Lo que más sorprendió a John cuando entró en el piso fue el olor. Al principio, se preguntó si podía ser la pintura, pero cuando paseó la vista a su alrededor, reparó en que los lienzos a medio terminar eran mucho menos numerosos que las botellas de vino vacías.

– ¿Estás preparando una exposición? -preguntó John, mientras contemplaba una de las obras inacabadas.

– No, no hay nada de momento -dijo Robin-. Mucho interés, por supuesto, pero nada definitivo. Ya sabes cómo son los marchantes de Londres.

– Para ser sincero, no -dijo John.

– Bien, has de estar de moda o ser un nuevo valor antes de que te ofrezcan un espacio. ¿Sabías que Van Gogh no vendió un solo cuadro en su vida?

Mientras cenaban en un restaurante cercano, John averiguó algo más sobre las excentricidades del mundo del arte, y lo que opinaban algunos críticos sobre la obra de Robin. Se quedó complacido al comprobar que su hermano no había perdido la confianza en sí mismo, o su convencimiento de que solo era cuestión de tiempo que su talento fuera reconocido.

El monólogo de Robin continuó durante toda la cena; solo al volver a su piso encontró John la ocasión de mencionar que se había enamorado de una chica llamada Susan, y que iban a casarse. Desde luego, Robin no había preguntado sobre sus progresos en Reynolds and Co., donde ahora era subdirector gerente.

Antes de que John se marchara a la estación, pagó las facturas pendientes de varias comidas sin pagar, y también entregó a su hermano un talón por cien libras, que ninguno de los dos se molestó en insinuar que era un préstamo. Las últimas palabras de Robin, mientras John subía a un taxi, fueron:

– Acabo de presentar dos cuadros en la Real Academia para la Exposición de Verano, y confío en que el comité seleccionador los aceptará, en cuyo caso has de venir a la inauguración.

En Euston, John entró en Menzies para comprar un periódico vespertino, y observó en lo alto de la pila de saldos un libro titulado Introducción al mundo del arte, desde Fra Angélico a Picasso. Cuando el tren salió de la estación, abrió la primera página, y cuando llegó a Caravaggio estaba entrando en New Street, Birmingham.

Oyó un golpecito en la ventanilla y vio que Susan le estaba sonriendo.

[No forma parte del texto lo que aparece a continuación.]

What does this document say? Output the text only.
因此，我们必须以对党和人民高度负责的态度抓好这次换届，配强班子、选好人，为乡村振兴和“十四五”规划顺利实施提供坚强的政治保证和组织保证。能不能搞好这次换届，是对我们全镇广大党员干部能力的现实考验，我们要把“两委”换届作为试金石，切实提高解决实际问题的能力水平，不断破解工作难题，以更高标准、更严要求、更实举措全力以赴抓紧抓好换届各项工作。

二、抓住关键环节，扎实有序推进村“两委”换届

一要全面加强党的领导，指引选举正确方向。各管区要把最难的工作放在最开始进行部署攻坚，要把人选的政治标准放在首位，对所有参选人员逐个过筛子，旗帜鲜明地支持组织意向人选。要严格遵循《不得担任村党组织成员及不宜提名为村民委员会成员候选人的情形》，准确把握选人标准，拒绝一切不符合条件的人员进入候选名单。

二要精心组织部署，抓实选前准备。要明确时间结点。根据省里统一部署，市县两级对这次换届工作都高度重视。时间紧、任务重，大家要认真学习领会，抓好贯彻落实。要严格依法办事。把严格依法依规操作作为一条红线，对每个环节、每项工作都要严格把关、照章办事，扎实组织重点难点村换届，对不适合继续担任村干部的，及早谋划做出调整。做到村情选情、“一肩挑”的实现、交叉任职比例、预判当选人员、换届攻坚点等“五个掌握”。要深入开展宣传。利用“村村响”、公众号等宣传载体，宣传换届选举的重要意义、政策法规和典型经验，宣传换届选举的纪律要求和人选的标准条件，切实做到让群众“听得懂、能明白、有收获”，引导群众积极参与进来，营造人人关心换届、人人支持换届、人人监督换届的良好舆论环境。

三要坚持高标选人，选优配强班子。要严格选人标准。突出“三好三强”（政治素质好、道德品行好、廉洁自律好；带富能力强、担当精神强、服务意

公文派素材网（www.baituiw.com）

– Debe de ser un buen libro -comentó la muchacha, mientras se alejaban por el andén cogidos del brazo.

– Ya lo creo. Solo espero poder conseguir el segundo volumen.


Los dos hermanos se encontraron dos veces en el curso del año siguiente. La primera fue una triste ocasión, cuando asistieron al funeral de su madre. Después de terminado el funeral, volvieron a casa de Miriam para tomar el té, y Robin informó a su hermano de que la Academia había aceptado sus dos cuadros para la Exposición de Verano.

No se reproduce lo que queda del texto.